Sei porque eu sinto nos meus ossos, na minha pele.
Eu sinto na minha cabeça, cansada.
Sinto na minha alma.

Sem causa e sem consequência.
Sem drama e sem barulho.
Sem nota no jornal.
Sem lágrimas.

Algo morreu.
E ainda que eu tente, é impossível ignorar.

Deitada em uma poça de sangue e tristeza, jaz minha infância.

Morreu em idade avançada, muito mais tempo do que qualquer infância deveria sobreviver.
Morreu esquecida, abandonada, empoeirada, castigada pelo desdém.
Pode ter morrido faz tempo, mas eu só percebo agora.

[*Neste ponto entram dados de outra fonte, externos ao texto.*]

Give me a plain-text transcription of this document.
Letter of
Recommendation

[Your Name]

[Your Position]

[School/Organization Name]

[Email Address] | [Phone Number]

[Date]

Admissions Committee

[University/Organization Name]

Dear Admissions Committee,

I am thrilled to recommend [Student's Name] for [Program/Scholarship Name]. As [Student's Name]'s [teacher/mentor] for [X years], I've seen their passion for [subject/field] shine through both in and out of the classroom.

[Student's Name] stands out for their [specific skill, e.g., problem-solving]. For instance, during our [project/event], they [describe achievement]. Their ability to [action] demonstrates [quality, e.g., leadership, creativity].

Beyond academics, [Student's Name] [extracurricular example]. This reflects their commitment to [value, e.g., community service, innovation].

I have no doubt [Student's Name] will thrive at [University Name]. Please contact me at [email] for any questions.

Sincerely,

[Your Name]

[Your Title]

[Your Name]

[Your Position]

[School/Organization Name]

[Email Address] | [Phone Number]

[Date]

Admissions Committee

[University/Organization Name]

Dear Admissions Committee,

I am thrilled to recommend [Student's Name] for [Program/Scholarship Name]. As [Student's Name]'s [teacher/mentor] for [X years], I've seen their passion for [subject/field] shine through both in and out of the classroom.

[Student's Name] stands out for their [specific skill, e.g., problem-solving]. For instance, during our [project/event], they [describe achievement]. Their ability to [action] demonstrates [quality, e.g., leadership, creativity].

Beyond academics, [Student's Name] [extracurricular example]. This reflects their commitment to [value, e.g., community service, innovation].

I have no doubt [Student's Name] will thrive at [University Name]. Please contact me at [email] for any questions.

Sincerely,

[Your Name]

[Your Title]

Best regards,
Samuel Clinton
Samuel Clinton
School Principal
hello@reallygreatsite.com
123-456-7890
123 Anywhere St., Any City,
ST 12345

Mas sei que, há pouco, ela ainda estava aqui.
Agora não esta mais.

Sei que esteve aqui, sim, pois ela me ensinou tudo o que eu precisava saber.
(não tudo o que eu SEI, mas tudo o que eu PRECISAVA saber)
Sobre formigas, sobre cachorros, sobre pessoas.
Sobre o mundo, sobre o universo.
Sobre histórias.

Sobre tudo aquilo que deveria ser esquecido, mas não foi.
Que deveria dar lugar a outras coisas, mas não deu.
Deveria morrer, mas não morreu.

Mas ela morreu.

Foi morta pelo tempo.
Foi morta pela idade.
Foi morta pela razão.

Foi morta pelo desleixo, pela distância, pelo querer e pelo não-querer.
Foi morta pela vontade, pela necessidade, pela adversidade
Foi morta pelo desprendimento, morta pela pretensão.
Foi morta pelo acaso, e pelo descaso.
Foi morta pelo ser e pelo não ser.

Foi morta por todos vocês.
Foi morta por mim.

Eu matei minha infância.

Não matei com uma pedrada.
Matei pelo esquecimento.
Esta sim a forma mais cruel.

Mas sei que, ainda que morta, ela não me abandona.
Porque tudo o que ela me ensinou esta incrustado em mim.
Marcado dolorosamente a ferro quente, como tatuagem, onde ninguém pode roubar, ninguém pode alcançar.

Ninguém além de mim.

E é para la que eu vou.
Sempre que eu pensar em formigas, em cachorros, em pessoas.
Sempre que eu pensar no mundo, no universo.

Sempre que eu pensar em histórias.

É pra la que eu vou..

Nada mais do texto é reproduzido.